The command validates the following points:
-
The agent can reach the AM server(s) configured in AM Connection URL.
-
Critical bootstrap properties are set. Learn more from Agent configuration.
-
For SSL communication, TLS/SSL libraries are available and SSL configuration properties are set.
-
The system has enough RAM and shared memory.
-
The agent can log in to AM with the provided credentials and fetch the agent profile.
-
The agent can decrypt the agent profile password by using the Agent Profile Password Encryption Key provided in
agent-key.conf
. -
WebSocket connections are available between the agent and AM.
-
The core init and shutdown agent sequences are working as expected.
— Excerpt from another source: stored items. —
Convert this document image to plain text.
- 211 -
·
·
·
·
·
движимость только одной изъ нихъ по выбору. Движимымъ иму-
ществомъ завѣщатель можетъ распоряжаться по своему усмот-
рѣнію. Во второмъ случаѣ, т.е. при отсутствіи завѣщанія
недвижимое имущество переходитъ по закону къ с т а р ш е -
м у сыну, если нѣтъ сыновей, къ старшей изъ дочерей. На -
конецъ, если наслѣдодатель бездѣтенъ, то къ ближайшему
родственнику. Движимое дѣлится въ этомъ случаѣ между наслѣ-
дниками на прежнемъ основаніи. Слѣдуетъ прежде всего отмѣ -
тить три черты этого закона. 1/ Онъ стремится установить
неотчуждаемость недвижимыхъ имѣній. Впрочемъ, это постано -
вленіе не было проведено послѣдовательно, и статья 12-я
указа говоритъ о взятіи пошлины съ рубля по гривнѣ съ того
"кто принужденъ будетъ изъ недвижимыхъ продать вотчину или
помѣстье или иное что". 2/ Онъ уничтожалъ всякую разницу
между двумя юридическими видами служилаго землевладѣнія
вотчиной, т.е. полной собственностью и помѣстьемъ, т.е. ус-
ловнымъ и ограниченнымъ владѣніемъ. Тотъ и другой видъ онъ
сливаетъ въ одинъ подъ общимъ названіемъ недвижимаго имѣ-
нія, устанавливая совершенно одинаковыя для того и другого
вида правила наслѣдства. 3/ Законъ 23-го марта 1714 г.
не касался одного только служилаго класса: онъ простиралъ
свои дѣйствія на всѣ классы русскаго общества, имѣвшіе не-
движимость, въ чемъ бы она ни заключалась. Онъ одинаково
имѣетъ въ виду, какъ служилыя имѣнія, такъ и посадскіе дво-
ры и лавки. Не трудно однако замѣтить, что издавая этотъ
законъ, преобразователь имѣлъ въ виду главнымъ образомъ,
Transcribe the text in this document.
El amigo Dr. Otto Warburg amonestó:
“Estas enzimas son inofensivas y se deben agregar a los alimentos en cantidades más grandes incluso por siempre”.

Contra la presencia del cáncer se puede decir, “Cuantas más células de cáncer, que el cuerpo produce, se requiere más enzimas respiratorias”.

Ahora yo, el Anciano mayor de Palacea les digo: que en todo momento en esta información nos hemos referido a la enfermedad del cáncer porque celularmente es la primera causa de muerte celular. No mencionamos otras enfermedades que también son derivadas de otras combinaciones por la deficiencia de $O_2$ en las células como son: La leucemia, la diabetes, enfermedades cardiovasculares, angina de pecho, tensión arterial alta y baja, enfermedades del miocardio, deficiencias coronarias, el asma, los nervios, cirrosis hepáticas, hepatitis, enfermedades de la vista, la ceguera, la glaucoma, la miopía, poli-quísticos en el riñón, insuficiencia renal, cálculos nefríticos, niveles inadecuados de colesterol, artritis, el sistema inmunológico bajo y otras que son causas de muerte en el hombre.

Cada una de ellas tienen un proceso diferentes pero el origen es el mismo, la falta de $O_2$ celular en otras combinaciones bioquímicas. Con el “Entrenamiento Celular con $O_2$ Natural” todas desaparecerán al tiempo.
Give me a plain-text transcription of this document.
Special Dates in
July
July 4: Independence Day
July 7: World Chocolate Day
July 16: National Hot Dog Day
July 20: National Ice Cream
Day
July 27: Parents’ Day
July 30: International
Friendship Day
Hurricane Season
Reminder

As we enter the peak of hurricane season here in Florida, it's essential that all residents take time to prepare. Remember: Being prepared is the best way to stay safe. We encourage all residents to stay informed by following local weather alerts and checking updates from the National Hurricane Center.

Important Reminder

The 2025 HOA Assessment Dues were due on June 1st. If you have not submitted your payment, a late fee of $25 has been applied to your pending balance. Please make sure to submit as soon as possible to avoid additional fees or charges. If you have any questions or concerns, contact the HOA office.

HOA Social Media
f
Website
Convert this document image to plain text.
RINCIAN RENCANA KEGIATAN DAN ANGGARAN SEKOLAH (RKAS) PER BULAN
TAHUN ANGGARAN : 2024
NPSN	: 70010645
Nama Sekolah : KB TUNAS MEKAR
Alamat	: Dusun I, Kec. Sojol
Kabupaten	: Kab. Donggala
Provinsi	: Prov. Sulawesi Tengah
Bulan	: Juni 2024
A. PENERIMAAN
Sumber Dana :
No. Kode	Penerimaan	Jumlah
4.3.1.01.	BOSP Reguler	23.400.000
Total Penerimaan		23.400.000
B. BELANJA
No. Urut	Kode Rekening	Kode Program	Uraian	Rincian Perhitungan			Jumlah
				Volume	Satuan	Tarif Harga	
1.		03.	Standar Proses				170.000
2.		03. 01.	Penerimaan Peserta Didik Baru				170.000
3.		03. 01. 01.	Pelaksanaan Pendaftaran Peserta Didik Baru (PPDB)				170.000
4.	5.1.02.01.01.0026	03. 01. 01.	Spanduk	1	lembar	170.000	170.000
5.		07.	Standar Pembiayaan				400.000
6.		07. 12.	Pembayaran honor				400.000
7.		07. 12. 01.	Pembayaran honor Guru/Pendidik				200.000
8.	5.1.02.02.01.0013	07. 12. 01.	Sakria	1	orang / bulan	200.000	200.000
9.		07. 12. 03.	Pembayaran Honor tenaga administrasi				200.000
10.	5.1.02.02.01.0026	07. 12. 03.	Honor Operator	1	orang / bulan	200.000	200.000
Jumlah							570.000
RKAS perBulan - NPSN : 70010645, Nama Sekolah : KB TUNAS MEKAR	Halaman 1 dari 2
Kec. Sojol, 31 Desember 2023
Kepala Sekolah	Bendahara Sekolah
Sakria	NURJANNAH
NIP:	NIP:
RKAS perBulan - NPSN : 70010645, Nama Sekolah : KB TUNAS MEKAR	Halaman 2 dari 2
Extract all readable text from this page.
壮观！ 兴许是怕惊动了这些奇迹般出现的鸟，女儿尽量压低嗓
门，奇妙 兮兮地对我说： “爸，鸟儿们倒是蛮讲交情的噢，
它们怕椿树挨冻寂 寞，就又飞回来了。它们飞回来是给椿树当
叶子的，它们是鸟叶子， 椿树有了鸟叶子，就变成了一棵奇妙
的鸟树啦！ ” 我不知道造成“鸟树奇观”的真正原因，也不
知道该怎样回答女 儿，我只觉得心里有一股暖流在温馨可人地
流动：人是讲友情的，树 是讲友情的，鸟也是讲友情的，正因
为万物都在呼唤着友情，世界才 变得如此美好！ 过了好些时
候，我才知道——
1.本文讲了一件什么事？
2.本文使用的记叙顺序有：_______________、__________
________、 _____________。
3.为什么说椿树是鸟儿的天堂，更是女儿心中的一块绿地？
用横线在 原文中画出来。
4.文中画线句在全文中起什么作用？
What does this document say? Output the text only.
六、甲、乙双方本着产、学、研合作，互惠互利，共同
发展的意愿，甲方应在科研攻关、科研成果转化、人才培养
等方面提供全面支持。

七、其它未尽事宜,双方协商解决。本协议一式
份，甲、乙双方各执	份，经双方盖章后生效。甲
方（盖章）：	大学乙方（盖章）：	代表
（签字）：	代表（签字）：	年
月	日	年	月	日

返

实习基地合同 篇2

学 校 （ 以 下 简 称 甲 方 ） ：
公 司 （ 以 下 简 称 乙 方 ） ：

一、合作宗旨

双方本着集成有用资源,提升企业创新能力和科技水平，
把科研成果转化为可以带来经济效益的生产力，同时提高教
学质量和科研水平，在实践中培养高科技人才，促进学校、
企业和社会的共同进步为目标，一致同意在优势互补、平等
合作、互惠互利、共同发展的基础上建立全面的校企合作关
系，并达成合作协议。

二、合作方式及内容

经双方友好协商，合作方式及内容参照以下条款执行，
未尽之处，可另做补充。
This validation requires the
--Vi
flag. -
(IIS and ISAPI agent only) The agent is configured to run application pools in Integrated mode.
-
When Server Certificate Trust is set to
true
to trust all certificates, the validator issues a warning to set the property tofalse
in production environments.
|
Usage:
agentadmin --V[i] agent_instance [user name] [password file] [realm]
- [i]
-
(Optional) Ensure that the core init and shutdown agent sequences are working as expected.
- agent_instance
-
(Required) The agent instance where to run the validation tests. For example,
agent_1
. - user name
-
(Optional) A user ID that exists in the AM server. Required only for the
validate_session_profile
test. For example,demo
. - password file
-
(Optional) A file containing the password of the user ID used for the
validate_session_profile
test. For example,/secure-directory/passwd.txt
- realm
-
(Optional) The realm of the user ID used for the
validate_session_profile
test. For example,/customers
.
Example:
$ ./agentadmin --Vi agent_1 demo passwd.txt / Saving output to /web_agents/apache24_agent/bin/../log/validate_xxx.log Running configuration validation for agent_1: Agent instance is configured with 1 naming.url value(s): 1. https://am.example.com:8443/am is valid selected https://am.example.com:8443/am as naming.url value validate_bootstrap_configuration: ok validate_ssl_libraries: ok validate_agent_login: ok get_allocator_blockspace_sz(): trying for configured cache size 16777216 bytes validate_system_resources: ok validate_session_profile: ok validate_websocket_connection: ok validate_worker_init_shutdown: ok Result: 7 out of 7 tests passed, 0 skipped.
--v
Display information about agentadmin
build and version numbers, and
available system resources.
Example:
AM Web Agent for IIS Server Version: 2024.3 Revision: xxx Build machine: xxx Build date: xxx System Resources: total memory size: 7.7GB pre-allocated session/policy cache size: 1.0GB log buffer size: 128.5MB min audit log buffer size: 2MB, max 2.0GB total disk size: 162.4GB free disk space size: 89.6GB System contains sufficient resources (with remote audit log feature enabled).